Great shoulder tattoo. I bet butterflies are really significant to you and have shaped you into the person you are today, right?
I have enough money to last me for the rest of my life…
Unless, of course, I want to buy something.
Never go to a place that has burgers, sushi, chicken wings and donuts on one menu. Never.
My 2yo said she is a grown up. I told her she isn’t, that she is a toddler. She replied, “No, I’m a grown up. I’m going to touch knives.”
As long as my family keeps calling it “The Twitter” I’ll know I’m safe here
Nurse drawing her fifth vial of blood:
Almost done.Me: I’d hope. You gonna run tests or frame me for murder?
The grass in my backyard is growing flowers which means I am either really good or really bad at taking care of my yard.
The “Slow Children Playing” signs always make me sad. Would it cost that much more to thrown in punctuation?
*shouting like a carnival barker* Worry, worry, worry!
Drive Thru Clerk: Wow, you smell good.
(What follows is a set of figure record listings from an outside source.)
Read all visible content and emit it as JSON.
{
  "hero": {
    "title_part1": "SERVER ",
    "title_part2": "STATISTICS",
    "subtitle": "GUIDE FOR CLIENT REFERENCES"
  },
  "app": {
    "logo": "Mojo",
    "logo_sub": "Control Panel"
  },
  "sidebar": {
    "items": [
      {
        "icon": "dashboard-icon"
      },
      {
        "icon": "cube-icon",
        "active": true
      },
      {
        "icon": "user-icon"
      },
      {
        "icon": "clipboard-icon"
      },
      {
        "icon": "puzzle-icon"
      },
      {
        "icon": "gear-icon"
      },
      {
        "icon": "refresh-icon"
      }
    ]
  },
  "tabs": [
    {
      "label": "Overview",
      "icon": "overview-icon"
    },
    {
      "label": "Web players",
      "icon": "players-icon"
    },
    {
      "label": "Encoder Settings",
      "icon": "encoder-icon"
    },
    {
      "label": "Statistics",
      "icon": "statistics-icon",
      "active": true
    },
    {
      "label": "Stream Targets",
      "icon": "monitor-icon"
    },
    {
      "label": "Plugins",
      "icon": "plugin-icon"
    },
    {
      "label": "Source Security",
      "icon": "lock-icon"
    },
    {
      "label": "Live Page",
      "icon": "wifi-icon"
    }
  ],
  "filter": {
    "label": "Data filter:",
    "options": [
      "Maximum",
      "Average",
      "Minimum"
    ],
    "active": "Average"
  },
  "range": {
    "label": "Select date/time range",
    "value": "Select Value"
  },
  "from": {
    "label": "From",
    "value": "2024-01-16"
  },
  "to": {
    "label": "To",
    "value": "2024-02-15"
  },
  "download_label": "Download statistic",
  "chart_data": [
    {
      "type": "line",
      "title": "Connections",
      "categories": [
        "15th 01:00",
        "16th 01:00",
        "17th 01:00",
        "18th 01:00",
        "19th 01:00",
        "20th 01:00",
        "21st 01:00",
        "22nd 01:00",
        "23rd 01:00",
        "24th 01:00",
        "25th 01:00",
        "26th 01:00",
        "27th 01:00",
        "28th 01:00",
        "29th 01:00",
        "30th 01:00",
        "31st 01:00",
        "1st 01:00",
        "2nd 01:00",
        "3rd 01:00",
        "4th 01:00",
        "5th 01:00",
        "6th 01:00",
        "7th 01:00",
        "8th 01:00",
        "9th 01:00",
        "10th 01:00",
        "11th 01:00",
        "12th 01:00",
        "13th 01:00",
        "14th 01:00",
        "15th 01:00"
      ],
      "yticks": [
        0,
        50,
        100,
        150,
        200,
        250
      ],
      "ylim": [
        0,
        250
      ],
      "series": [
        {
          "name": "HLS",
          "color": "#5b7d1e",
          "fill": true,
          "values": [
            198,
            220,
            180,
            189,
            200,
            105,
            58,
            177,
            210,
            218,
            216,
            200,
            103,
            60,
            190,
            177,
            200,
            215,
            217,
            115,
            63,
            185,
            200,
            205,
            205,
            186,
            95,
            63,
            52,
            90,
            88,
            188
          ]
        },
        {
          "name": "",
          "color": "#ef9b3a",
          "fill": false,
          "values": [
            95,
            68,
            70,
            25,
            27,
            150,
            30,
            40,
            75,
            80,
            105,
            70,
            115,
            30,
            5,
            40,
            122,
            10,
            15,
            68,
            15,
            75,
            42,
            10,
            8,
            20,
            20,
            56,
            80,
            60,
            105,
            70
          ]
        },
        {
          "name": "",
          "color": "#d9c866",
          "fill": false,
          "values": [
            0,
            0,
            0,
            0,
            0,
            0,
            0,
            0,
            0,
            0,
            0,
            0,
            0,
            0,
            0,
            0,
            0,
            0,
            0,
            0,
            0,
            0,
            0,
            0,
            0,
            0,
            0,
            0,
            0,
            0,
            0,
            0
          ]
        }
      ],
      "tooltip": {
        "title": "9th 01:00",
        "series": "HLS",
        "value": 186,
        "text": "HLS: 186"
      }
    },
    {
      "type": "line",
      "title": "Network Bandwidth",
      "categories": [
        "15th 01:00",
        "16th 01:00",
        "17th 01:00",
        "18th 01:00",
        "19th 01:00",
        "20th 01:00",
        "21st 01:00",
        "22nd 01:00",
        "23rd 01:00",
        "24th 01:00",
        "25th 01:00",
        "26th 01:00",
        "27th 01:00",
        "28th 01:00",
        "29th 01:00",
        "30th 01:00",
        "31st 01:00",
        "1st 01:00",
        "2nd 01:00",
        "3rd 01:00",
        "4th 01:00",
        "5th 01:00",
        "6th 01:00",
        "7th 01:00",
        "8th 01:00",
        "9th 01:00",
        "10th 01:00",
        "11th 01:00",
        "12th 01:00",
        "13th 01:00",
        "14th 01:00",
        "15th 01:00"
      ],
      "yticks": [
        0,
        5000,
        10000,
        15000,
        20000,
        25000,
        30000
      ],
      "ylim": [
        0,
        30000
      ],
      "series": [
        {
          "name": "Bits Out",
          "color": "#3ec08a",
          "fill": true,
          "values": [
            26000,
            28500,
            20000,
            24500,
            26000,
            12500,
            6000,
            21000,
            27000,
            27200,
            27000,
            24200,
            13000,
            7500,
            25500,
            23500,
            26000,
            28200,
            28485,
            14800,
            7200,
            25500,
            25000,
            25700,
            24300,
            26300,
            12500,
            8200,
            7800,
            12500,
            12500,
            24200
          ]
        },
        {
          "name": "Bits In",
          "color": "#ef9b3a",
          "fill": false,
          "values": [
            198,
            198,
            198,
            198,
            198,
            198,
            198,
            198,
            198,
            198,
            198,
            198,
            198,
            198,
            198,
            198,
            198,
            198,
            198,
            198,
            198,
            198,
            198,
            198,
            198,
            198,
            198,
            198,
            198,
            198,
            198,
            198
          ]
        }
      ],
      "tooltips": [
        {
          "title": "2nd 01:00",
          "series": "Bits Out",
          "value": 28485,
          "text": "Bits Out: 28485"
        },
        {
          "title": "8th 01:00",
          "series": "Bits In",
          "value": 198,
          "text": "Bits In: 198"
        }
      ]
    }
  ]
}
What are you wearing?
Me: [hiding fries from the other drive thru] You wouldn’t know, it’s french.
Me: so what does your husband do?
Her: he’s a dermatologist
Me: pore guy :/
‘Always the bridesmaid, never the bride’ is good advice for any best man.
BANK ROBBER: I said keep your hands up!
ME: *Exasperated sigh* The whole time?!
Tattoos tell a story, like tribal tattoos tell a story of a guy that wears sunglasses indoors.